The Trudeau government appointed Naylor to lead the review after federal Liberals had criticized the former Harper government for basing its science policies on the needs of industry, instead of on the public interest.

Last year, Naylor’s report called out Canada’s research competitiveness as having “eroded” on the world stage.

Specifically, Naylor and a panel of researchers noted federal spending on universities, colleges, institutes and research agencies had “flat-lined.” What was available was funneled into government-driven priorities and partnerships, “reducing available support for independent, investigator-led research by frontline scientists and scholars.”

Support for “investigator-led research” would provide more freedom and flexibility for scientists and academics to choose which topics they want to explore what topics to explore.

While highlighting the importance of enabling cutting-edge research throughout its innovation plan, the federal government also flagged ways to consolidate the business-academia funding envelopes already in place via NSERC and CIHR, and proposed $140 million over the next five years to support collaborations between businesses and colleges or polytechnical institutes.

Consistent with its gender equality goals, the government also promised support that would diversify future research.

“We’ll make sure that the new money for research supports the next generation of researchers, so that we can build a science community that looks more like Canada—more diverse, and with a greater number of women,” Morneau said in his prepared speech.

Funding specifically aimed at improving diversity in post-secondary institutions includes spending $15 million over five years on support programs and $6 million over the same period to do research on researchers.

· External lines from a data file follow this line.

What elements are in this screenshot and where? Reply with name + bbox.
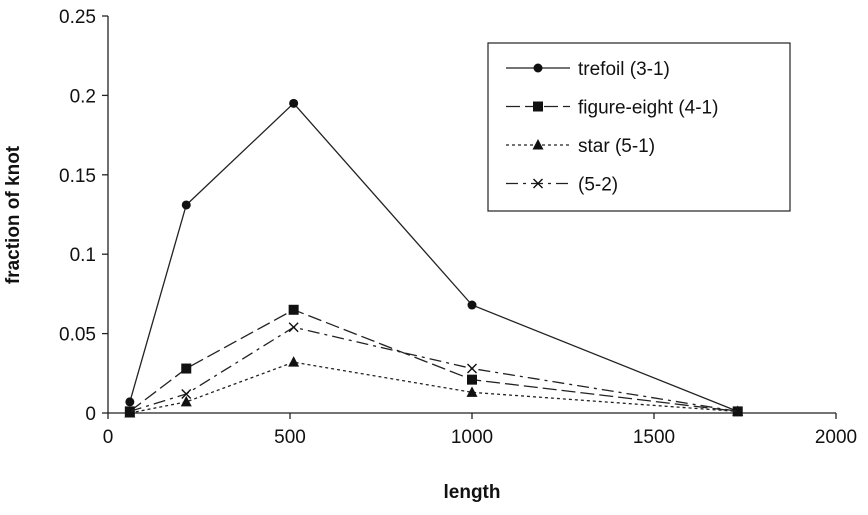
series-2 <box>124 356 744 418</box>
data-point <box>288 304 299 315</box>
data-point <box>467 363 477 374</box>
data-point <box>732 406 743 417</box>
legend-marker <box>533 63 543 73</box>
legend-label: (5-2) <box>578 175 618 196</box>
data-point <box>181 200 191 210</box>
legend-label: trefoil (3-1) <box>578 59 670 80</box>
y-tick-label: 0 <box>85 404 96 425</box>
series-1 <box>124 304 743 417</box>
x-tick-label: 1500 <box>633 427 675 448</box>
legend-marker <box>533 178 543 189</box>
data-point <box>181 388 192 399</box>
x-tick-label: 2000 <box>815 427 857 448</box>
y-tick-label: 0.1 <box>70 245 96 266</box>
y-axis-title: fraction of knot <box>3 145 24 284</box>
data-point <box>180 395 192 407</box>
series-layer <box>124 98 744 418</box>
legend-label: figure-eight (4-1) <box>578 98 718 119</box>
data-point <box>466 386 478 397</box>
data-point <box>125 397 135 407</box>
x-tick-label: 0 <box>103 427 114 448</box>
y-tick-label: 0.15 <box>59 166 96 187</box>
legend-marker <box>533 101 543 112</box>
series-3 <box>124 322 743 417</box>
x-tick-label: 1000 <box>451 427 493 448</box>
data-point <box>288 322 299 333</box>
legend-label: star (5-1) <box>578 136 655 157</box>
axes: 0 0.05 0.1 0.15 0.2 0.25 0 500 1000 1500 2000 <box>59 7 857 448</box>
legend-item: trefoil (3-1) <box>506 59 670 80</box>
y-tick-label: 0.25 <box>59 7 96 28</box>
series-line <box>129 309 738 413</box>
legend-item: figure-eight (4-1) <box>506 98 718 119</box>
data-point <box>289 98 299 108</box>
data-point <box>124 406 135 417</box>
x-tick-label: 500 <box>274 427 306 448</box>
legend-item: star (5-1) <box>506 136 655 157</box>
data-point <box>181 363 192 374</box>
data-point <box>467 300 477 310</box>
legend: trefoil (3-1) figure-eight (4-1) star (5-1… <box>487 42 791 212</box>
series-line <box>129 361 738 414</box>
series-line <box>129 326 738 413</box>
data-point <box>288 356 300 367</box>
x-axis-title: length <box>444 482 501 503</box>
y-tick-label: 0.2 <box>70 86 96 107</box>
legend-marker <box>532 139 544 150</box>
legend-item: (5-2) <box>506 175 618 196</box>
y-tick-label: 0.05 <box>59 325 96 346</box>
data-point <box>467 374 477 385</box>
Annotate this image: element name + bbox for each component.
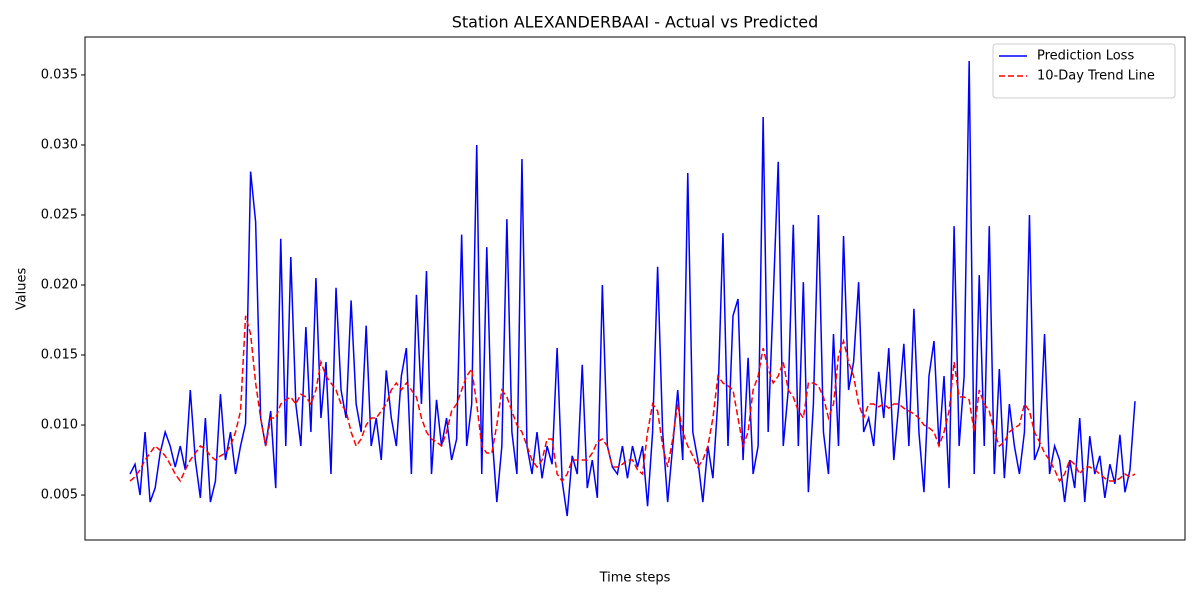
series-line	[129, 60, 1136, 517]
y-tick-label: 0.005	[41, 488, 78, 503]
x-axis-label: Time steps	[599, 571, 671, 586]
y-tick-label: 0.025	[41, 207, 78, 222]
y-tick-label: 0.010	[41, 418, 78, 433]
y-axis-label: Values	[15, 268, 30, 311]
y-tick-label: 0.020	[41, 277, 78, 292]
legend-label: Prediction Loss	[1037, 49, 1134, 64]
legend-box	[992, 43, 1176, 99]
y-tick-label: 0.015	[41, 348, 78, 363]
legend-label: 10-Day Trend Line	[1037, 69, 1155, 84]
plot-frame	[84, 36, 1186, 541]
series-line	[129, 315, 1136, 483]
y-tick-label: 0.030	[41, 137, 78, 152]
y-tick-label: 0.035	[41, 67, 78, 82]
chart-title: Station ALEXANDERBAAI - Actual vs Predic…	[452, 13, 819, 32]
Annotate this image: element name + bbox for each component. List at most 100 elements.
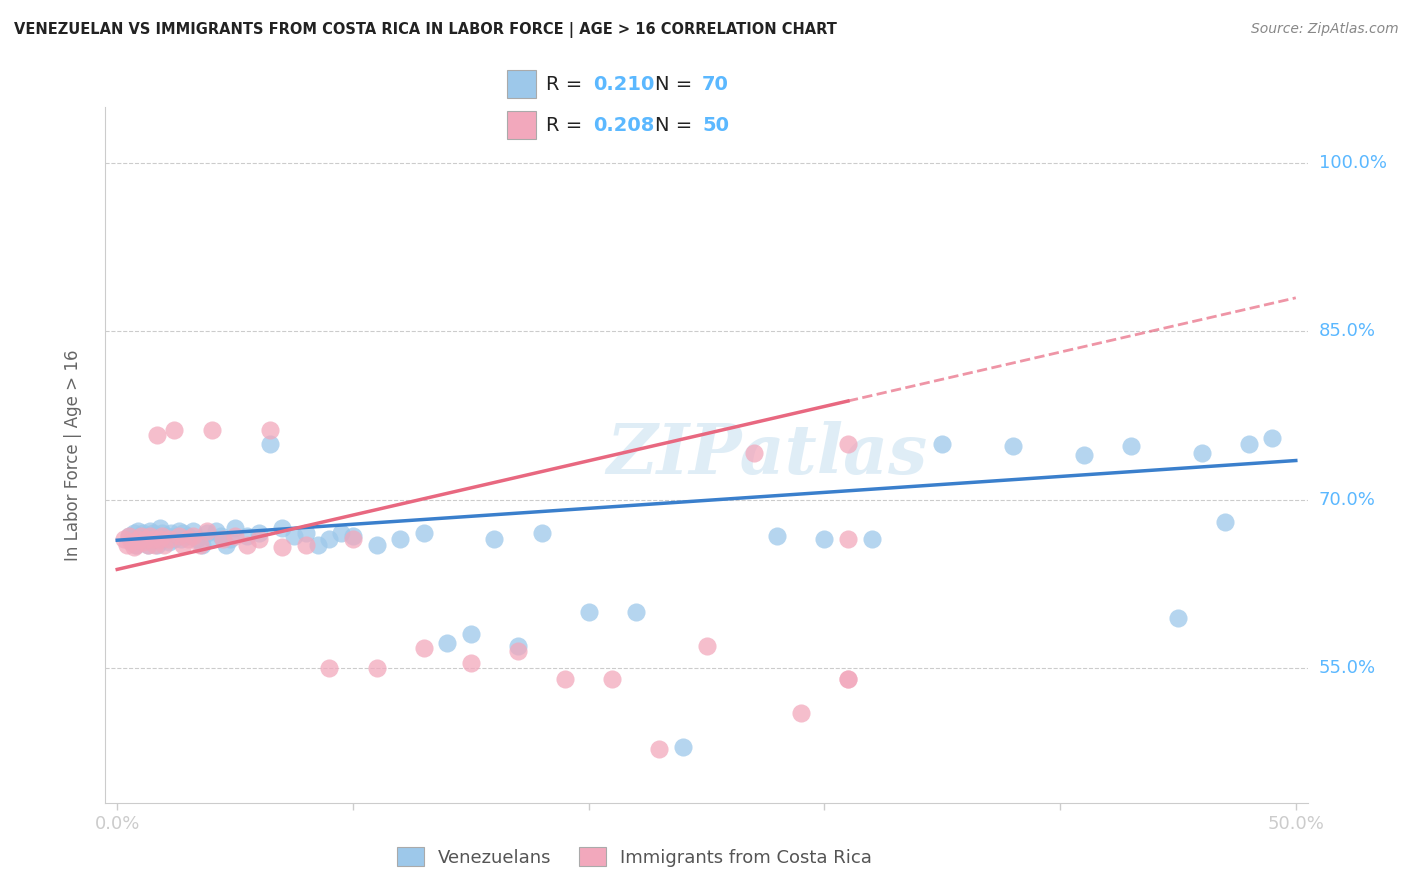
Point	[578, 605, 600, 619]
Point	[122, 540, 145, 554]
Point	[186, 532, 208, 546]
Point	[283, 529, 305, 543]
Point	[129, 529, 152, 543]
Point	[931, 436, 953, 450]
Point	[696, 639, 718, 653]
Point	[600, 673, 623, 687]
FancyBboxPatch shape	[508, 70, 536, 98]
Point	[153, 532, 176, 546]
Point	[167, 524, 190, 539]
Point	[1261, 431, 1284, 445]
Point	[156, 529, 179, 543]
Point	[624, 605, 647, 619]
Point	[295, 538, 318, 552]
Point	[672, 739, 695, 754]
Point	[136, 538, 159, 552]
Point	[247, 526, 270, 541]
Point	[132, 535, 155, 549]
Point	[181, 524, 204, 539]
Point	[170, 532, 193, 546]
Point	[271, 521, 294, 535]
Point	[142, 532, 165, 546]
Point	[200, 423, 222, 437]
Point	[146, 538, 169, 552]
Point	[195, 526, 218, 541]
Point	[530, 526, 553, 541]
Point	[163, 532, 186, 546]
Point	[160, 526, 183, 541]
Text: 85.0%: 85.0%	[1319, 323, 1375, 341]
Text: 50: 50	[702, 116, 730, 135]
Point	[112, 532, 135, 546]
Point	[177, 532, 200, 546]
Point	[150, 529, 173, 543]
Point	[436, 636, 458, 650]
Point	[142, 526, 165, 541]
Point	[195, 524, 218, 539]
Text: R =: R =	[546, 75, 589, 94]
Point	[177, 529, 200, 543]
Point	[366, 661, 388, 675]
Point	[146, 427, 169, 442]
Point	[554, 673, 576, 687]
Point	[135, 532, 156, 546]
Point	[127, 524, 149, 539]
Point	[115, 538, 138, 552]
Point	[224, 521, 246, 535]
Point	[139, 529, 162, 543]
Point	[342, 529, 364, 543]
Point	[122, 526, 145, 541]
FancyBboxPatch shape	[508, 112, 536, 139]
Point	[143, 538, 166, 552]
Point	[1191, 445, 1213, 459]
Point	[412, 640, 434, 655]
Point	[1073, 448, 1095, 462]
Point	[205, 524, 228, 539]
Point	[136, 538, 159, 552]
Point	[181, 529, 204, 543]
Point	[506, 644, 529, 658]
Point	[342, 532, 364, 546]
Point	[153, 538, 176, 552]
Point	[389, 532, 412, 546]
Point	[143, 529, 166, 543]
Point	[790, 706, 813, 720]
Point	[1213, 515, 1236, 529]
Point	[149, 532, 172, 546]
Point	[129, 532, 152, 546]
Point	[132, 526, 155, 541]
Text: R =: R =	[546, 116, 589, 135]
Point	[860, 532, 883, 546]
Point	[142, 532, 165, 546]
Point	[120, 535, 142, 549]
Point	[295, 526, 318, 541]
Point	[259, 436, 281, 450]
Text: N =: N =	[655, 116, 699, 135]
Point	[307, 538, 329, 552]
Point	[172, 538, 194, 552]
Point	[330, 526, 353, 541]
Point	[212, 532, 235, 546]
Point	[837, 532, 859, 546]
Text: 55.0%: 55.0%	[1319, 659, 1376, 677]
Point	[139, 524, 162, 539]
Point	[125, 538, 148, 552]
Point	[149, 521, 172, 535]
Point	[766, 529, 789, 543]
Y-axis label: In Labor Force | Age > 16: In Labor Force | Age > 16	[63, 349, 82, 561]
Point	[125, 538, 148, 552]
Text: 70: 70	[702, 75, 728, 94]
Point	[460, 627, 482, 641]
Point	[209, 529, 232, 543]
Text: 0.210: 0.210	[593, 75, 654, 94]
Point	[163, 423, 186, 437]
Point	[165, 529, 187, 543]
Point	[648, 742, 671, 756]
Point	[271, 540, 294, 554]
Point	[172, 526, 194, 541]
Point	[149, 532, 172, 546]
Point	[200, 532, 222, 546]
Point	[157, 532, 180, 546]
Point	[214, 538, 236, 552]
Text: 70.0%: 70.0%	[1319, 491, 1375, 508]
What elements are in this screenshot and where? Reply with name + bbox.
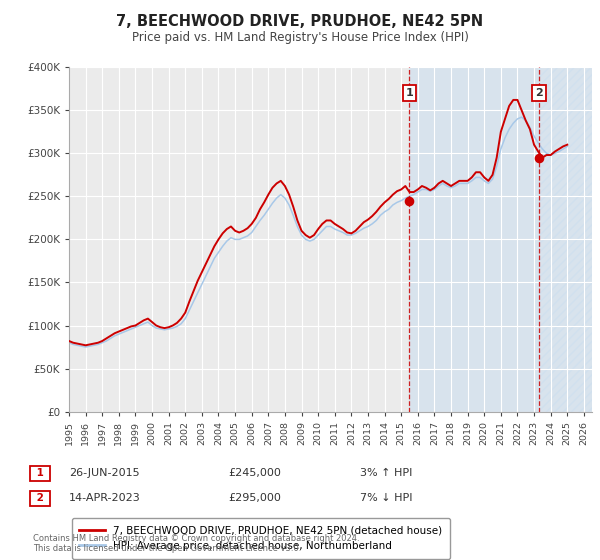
Text: Contains HM Land Registry data © Crown copyright and database right 2024.
This d: Contains HM Land Registry data © Crown c… xyxy=(33,534,359,553)
Text: 2: 2 xyxy=(535,88,543,98)
Bar xyxy=(539,67,592,412)
Text: 1: 1 xyxy=(406,88,413,98)
Text: 2: 2 xyxy=(33,493,47,503)
Text: £245,000: £245,000 xyxy=(228,468,281,478)
Text: 3% ↑ HPI: 3% ↑ HPI xyxy=(360,468,412,478)
Text: 7, BEECHWOOD DRIVE, PRUDHOE, NE42 5PN: 7, BEECHWOOD DRIVE, PRUDHOE, NE42 5PN xyxy=(116,14,484,29)
Text: 26-JUN-2015: 26-JUN-2015 xyxy=(69,468,140,478)
Bar xyxy=(409,67,539,412)
Text: £295,000: £295,000 xyxy=(228,493,281,503)
Point xyxy=(534,153,544,162)
Text: 1: 1 xyxy=(33,468,47,478)
Text: 7% ↓ HPI: 7% ↓ HPI xyxy=(360,493,413,503)
Text: Price paid vs. HM Land Registry's House Price Index (HPI): Price paid vs. HM Land Registry's House … xyxy=(131,31,469,44)
Legend: 7, BEECHWOOD DRIVE, PRUDHOE, NE42 5PN (detached house), HPI: Average price, deta: 7, BEECHWOOD DRIVE, PRUDHOE, NE42 5PN (d… xyxy=(71,519,449,559)
Point xyxy=(404,196,414,205)
Text: 14-APR-2023: 14-APR-2023 xyxy=(69,493,141,503)
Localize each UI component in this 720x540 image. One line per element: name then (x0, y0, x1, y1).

The government also announced Tuesday it will be investing $73.3 million over the next six years in a joint facility that will bring together Library and Archives Canada’s public-facing content with the Ottawa Public Library. That means research and archival material will likely stay in place in the current Library and Archives facilities, while the government library’s displays and exhibits will share space with the Ottawa library.

The new money makes the Government of Canada and the City of Ottawa partners on a new public library hub expected to be built by 2023.